Panen raya serentak itu mencakup lahan seluas 189.760 hektare di berbagai wilayah Indonesia dengan potensi produksi mencapai 1,23 juta ton jagung. Capaian tersebut semakin memperkuat optimisme pemerintah dalam menjaga stabilitas dan ketahanan pangan nasional.

Dalam sambutannya, Presiden Prabowo menegaskan bahwa sektor pertanian menjadi prioritas utama pemerintah untuk menjamin ketersediaan pangan rakyat sekaligus meningkatkan kesejahteraan petani. Menurutnya, keberhasilan produksi pangan nasional tidak terlepas dari kerja keras petani, dukungan teknologi modern, serta kolaborasi seluruh pihak.
“Ketahanan pangan adalah kunci kedaulatan bangsa. Jika pangan kita kuat, maka negara juga akan kuat,” ujar Presiden Prabowo di hadapan para petani dan tamu undangan.
Presiden Prabowo juga mengungkapkan bahwa cadangan beras pemerintah yang tersimpan di Bulog kini telah mencapai 5,3 juta ton.
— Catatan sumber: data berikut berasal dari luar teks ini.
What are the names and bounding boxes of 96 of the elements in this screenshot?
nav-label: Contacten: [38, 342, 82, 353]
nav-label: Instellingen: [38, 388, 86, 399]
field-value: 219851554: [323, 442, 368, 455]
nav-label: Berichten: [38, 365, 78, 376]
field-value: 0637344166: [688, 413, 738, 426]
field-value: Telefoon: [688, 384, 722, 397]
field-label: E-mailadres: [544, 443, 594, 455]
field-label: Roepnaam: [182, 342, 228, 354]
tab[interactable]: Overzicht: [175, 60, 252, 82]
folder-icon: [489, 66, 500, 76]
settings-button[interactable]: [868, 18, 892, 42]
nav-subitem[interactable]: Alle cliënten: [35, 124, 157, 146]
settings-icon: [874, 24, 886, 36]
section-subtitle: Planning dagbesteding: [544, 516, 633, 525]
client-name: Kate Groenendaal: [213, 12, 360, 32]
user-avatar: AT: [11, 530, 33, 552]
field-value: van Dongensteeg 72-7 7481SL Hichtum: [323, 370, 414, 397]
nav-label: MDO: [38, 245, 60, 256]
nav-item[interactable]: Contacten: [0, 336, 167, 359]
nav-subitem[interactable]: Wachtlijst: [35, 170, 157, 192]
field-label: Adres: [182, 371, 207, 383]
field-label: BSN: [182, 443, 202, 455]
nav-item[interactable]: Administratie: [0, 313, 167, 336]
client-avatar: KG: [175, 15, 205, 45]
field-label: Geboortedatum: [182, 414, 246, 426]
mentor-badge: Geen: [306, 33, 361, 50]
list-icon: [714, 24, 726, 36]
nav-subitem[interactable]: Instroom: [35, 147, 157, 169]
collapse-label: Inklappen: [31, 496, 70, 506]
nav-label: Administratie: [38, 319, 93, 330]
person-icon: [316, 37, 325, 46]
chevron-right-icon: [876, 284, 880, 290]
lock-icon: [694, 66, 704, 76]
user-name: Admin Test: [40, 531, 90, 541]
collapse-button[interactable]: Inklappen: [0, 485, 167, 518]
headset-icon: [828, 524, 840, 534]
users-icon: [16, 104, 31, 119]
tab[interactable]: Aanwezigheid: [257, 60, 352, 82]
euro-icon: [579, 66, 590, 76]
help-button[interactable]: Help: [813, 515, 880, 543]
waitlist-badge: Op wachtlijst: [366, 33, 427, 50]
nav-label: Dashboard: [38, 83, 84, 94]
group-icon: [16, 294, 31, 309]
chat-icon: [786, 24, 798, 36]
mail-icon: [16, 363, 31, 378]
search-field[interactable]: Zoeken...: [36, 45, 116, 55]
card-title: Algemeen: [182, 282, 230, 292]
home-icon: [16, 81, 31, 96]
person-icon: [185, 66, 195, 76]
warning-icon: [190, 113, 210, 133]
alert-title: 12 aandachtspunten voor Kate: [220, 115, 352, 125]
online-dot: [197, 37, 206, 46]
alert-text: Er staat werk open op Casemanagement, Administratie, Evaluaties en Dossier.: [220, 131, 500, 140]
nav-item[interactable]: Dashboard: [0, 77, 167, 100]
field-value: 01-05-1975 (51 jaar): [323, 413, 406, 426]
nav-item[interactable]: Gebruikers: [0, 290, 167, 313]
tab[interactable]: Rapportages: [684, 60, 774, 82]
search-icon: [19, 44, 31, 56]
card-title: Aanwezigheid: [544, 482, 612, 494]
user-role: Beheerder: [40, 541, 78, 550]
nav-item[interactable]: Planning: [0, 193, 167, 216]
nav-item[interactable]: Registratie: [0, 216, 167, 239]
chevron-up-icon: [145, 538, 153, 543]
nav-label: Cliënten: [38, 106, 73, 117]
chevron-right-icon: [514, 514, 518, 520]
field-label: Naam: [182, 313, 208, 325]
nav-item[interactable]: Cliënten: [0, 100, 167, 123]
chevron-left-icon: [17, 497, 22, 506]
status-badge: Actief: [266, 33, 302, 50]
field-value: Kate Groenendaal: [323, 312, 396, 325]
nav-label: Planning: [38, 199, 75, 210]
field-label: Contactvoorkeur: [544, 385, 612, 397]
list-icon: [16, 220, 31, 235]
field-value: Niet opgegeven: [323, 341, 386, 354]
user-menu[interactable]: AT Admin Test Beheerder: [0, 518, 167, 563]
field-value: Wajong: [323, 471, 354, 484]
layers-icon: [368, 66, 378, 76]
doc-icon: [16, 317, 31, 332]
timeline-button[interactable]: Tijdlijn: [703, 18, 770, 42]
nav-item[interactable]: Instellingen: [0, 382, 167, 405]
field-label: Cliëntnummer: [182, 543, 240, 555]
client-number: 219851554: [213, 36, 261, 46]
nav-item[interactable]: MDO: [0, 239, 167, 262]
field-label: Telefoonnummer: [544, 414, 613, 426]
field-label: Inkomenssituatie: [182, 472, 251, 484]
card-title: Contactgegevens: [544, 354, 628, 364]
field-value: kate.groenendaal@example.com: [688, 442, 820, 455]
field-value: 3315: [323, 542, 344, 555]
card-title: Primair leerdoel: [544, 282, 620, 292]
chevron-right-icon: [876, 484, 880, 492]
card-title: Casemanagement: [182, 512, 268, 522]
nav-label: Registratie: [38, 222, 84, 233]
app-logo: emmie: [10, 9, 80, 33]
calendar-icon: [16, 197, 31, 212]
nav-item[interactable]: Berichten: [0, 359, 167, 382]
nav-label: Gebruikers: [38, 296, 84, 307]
Angka tersebut menjadi pencapaian bersejarah yang menunjukkan kondisi pangan nasional berada dalam situasi aman dan terkendali.

Pada kesempatan yang sama, Presiden meresmikan groundbreaking 10 Gudang Ketahanan Pangan Polri yang masing-masing memiliki kapasitas 1.000 ton. Selain itu, diluncurkan pula 166 Satuan Pelayanan Pemenuhan Gizi (SPPG) Polri sebagai bagian dari dukungan terhadap Program Makan Bergizi Gratis yang menjadi salah satu program prioritas pemerintah.
Tidak hanya berhasil mencapai swasembada beras dan jagung, Indonesia kini juga mulai mengekspor pupuk ke sejumlah negara. Pemerintah mencatat harga pupuk mengalami penurunan hingga 20 persen, kondisi yang dinilai sangat membantu para petani dalam menekan biaya produksi.
Seluruh langkah strategis tersebut menjadi bukti keseriusan pemerintah dalam mewujudkan swasembada pangan nasional, memperkuat ekonomi desa, membuka peluang ekspor, serta meningkatkan kesejahteraan petani di berbagai daerah di Indonesia.